In the QUANTEC study, Werner-Wasik et al. reviewed many studies on analyzing dosimetric risk factors of AE, the results were not consistent [17]. But there was a clear trend demonstrating that volumes receiving >40-50 Gy correlated significantly with AE [17]. In this study, we found that V40 and V50 were important predictors of AE. Kwint et al. [18] reported that the V50 was identified as the most accurate predictor of grade ≥3 AE for NSCLC patients treated with IMRT and concurrent chemotherapy. In this study, we also found that V50 was a significant independent factor affecting AE duration.

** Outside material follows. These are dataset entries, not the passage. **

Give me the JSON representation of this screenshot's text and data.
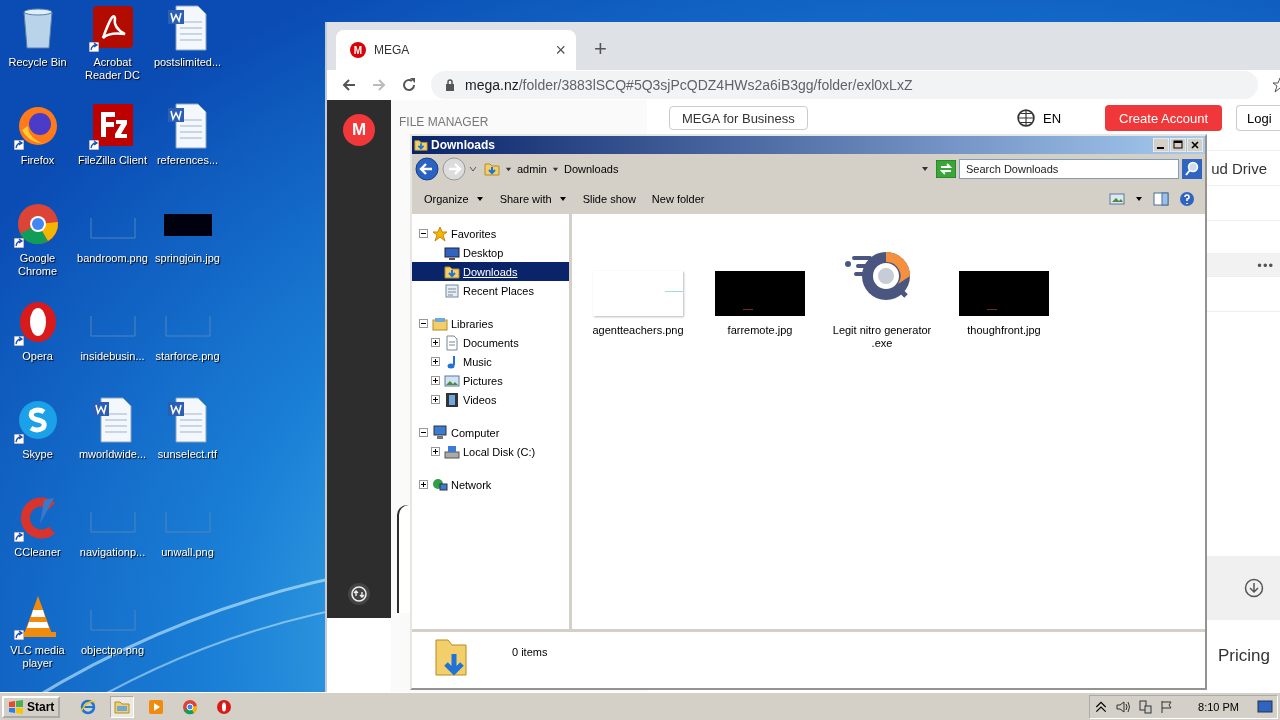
{
  "desktop": {
    "icons": [
      {
        "label": "Recycle Bin",
        "kind": "recycle",
        "shortcut": false
      },
      {
        "label": "Firefox",
        "kind": "firefox",
        "shortcut": true
      },
      {
        "label": "Google Chrome",
        "kind": "chrome",
        "shortcut": true
      },
      {
        "label": "Opera",
        "kind": "opera",
        "shortcut": true
      },
      {
        "label": "Skype",
        "kind": "skype",
        "shortcut": true
      },
      {
        "label": "CCleaner",
        "kind": "ccleaner",
        "shortcut": true
      },
      {
        "label": "VLC media player",
        "kind": "vlc",
        "shortcut": true
      },
      {
        "label": "Acrobat Reader DC",
        "kind": "pdf",
        "shortcut": true
      },
      {
        "label": "FileZilla Client",
        "kind": "filezilla",
        "shortcut": true
      },
      {
        "label": "bandroom.png",
        "kind": "blank",
        "shortcut": false
      },
      {
        "label": "insidebusin...",
        "kind": "blank",
        "shortcut": false
      },
      {
        "label": "mworldwide...",
        "kind": "word",
        "shortcut": false
      },
      {
        "label": "navigationp...",
        "kind": "blank",
        "shortcut": false
      },
      {
        "label": "objectpo.png",
        "kind": "blank",
        "shortcut": false
      },
      {
        "label": "postslimited...",
        "kind": "word",
        "shortcut": false
      },
      {
        "label": "references...",
        "kind": "word",
        "shortcut": false
      },
      {
        "label": "springjoin.jpg",
        "kind": "black",
        "shortcut": false
      },
      {
        "label": "starforce.png",
        "kind": "blank",
        "shortcut": false
      },
      {
        "label": "sunselect.rtf",
        "kind": "word",
        "shortcut": false
      },
      {
        "label": "unwall.png",
        "kind": "blank",
        "shortcut": false
      }
    ]
  },
  "browser": {
    "tab": {
      "favicon_letter": "M",
      "title": "MEGA",
      "close": "×"
    },
    "new_tab": "+",
    "address": {
      "host": "mega.nz",
      "path": "/folder/3883lSCQ#5Q3sjPcQDZ4HWs2a6iB3gg/folder/exl0xLxZ"
    },
    "page": {
      "logo_letter": "M",
      "section_label": "FILE MANAGER",
      "business_button": "MEGA for Business",
      "language": "EN",
      "create_account": "Create Account",
      "login": "Logi",
      "heading": "ud Drive",
      "more": "•••",
      "pricing": "Pricing"
    }
  },
  "explorer": {
    "title": "Downloads",
    "breadcrumb": [
      "admin",
      "Downloads"
    ],
    "search": {
      "placeholder": "Search Downloads"
    },
    "toolbar": [
      {
        "label": "Organize",
        "dropdown": true
      },
      {
        "label": "Share with",
        "dropdown": true
      },
      {
        "label": "Slide show",
        "dropdown": false
      },
      {
        "label": "New folder",
        "dropdown": false
      }
    ],
    "tree": [
      {
        "label": "Favorites",
        "expanded": true,
        "selected": false,
        "children": [
          {
            "label": "Desktop",
            "selected": false
          },
          {
            "label": "Downloads",
            "selected": true
          },
          {
            "label": "Recent Places",
            "selected": false
          }
        ]
      },
      {
        "label": "Libraries",
        "expanded": true,
        "selected": false,
        "children": [
          {
            "label": "Documents",
            "expanded": false,
            "selected": false
          },
          {
            "label": "Music",
            "expanded": false,
            "selected": false
          },
          {
            "label": "Pictures",
            "expanded": false,
            "selected": false
          },
          {
            "label": "Videos",
            "expanded": false,
            "selected": false
          }
        ]
      },
      {
        "label": "Computer",
        "expanded": true,
        "selected": false,
        "children": [
          {
            "label": "Local Disk (C:)",
            "expanded": false,
            "selected": false
          }
        ]
      },
      {
        "label": "Network",
        "expanded": false,
        "selected": false
      }
    ],
    "files": [
      {
        "name": "agentteachers.png",
        "kind": "white"
      },
      {
        "name": "farremote.jpg",
        "kind": "black"
      },
      {
        "name": "Legit nitro generator .exe",
        "kind": "app"
      },
      {
        "name": "thoughfront.jpg",
        "kind": "black"
      }
    ],
    "status": "0 items"
  },
  "taskbar": {
    "start": "Start",
    "items": [
      {
        "kind": "ie",
        "active": false
      },
      {
        "kind": "explorer",
        "active": true
      },
      {
        "kind": "media",
        "active": false
      },
      {
        "kind": "chrome",
        "active": false
      },
      {
        "kind": "opera",
        "active": false
      }
    ],
    "time": "8:10 PM"
  }
}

This result generally agrees with those reported by Algara M et al. [19] and Rodríguez N et al. [20].

Conclusions

Patients who had received concomitant chemotherapy with VC show statistically lower AE grade, later occurring time and shorter AE duration compared with the patients treated with DC in the present study. This indicates that the CCA may be a critical influencing factor of AE in these patients. The analysis of subgroup with different CCA will be needed in order to explore the most valuable predictor of AE. Dosimetric parameters V40 and V50 were important predictors of grade ≥2 or ≥3 AE, respectively, for NSCLC patients treated with concomitant chemoradiotherapy.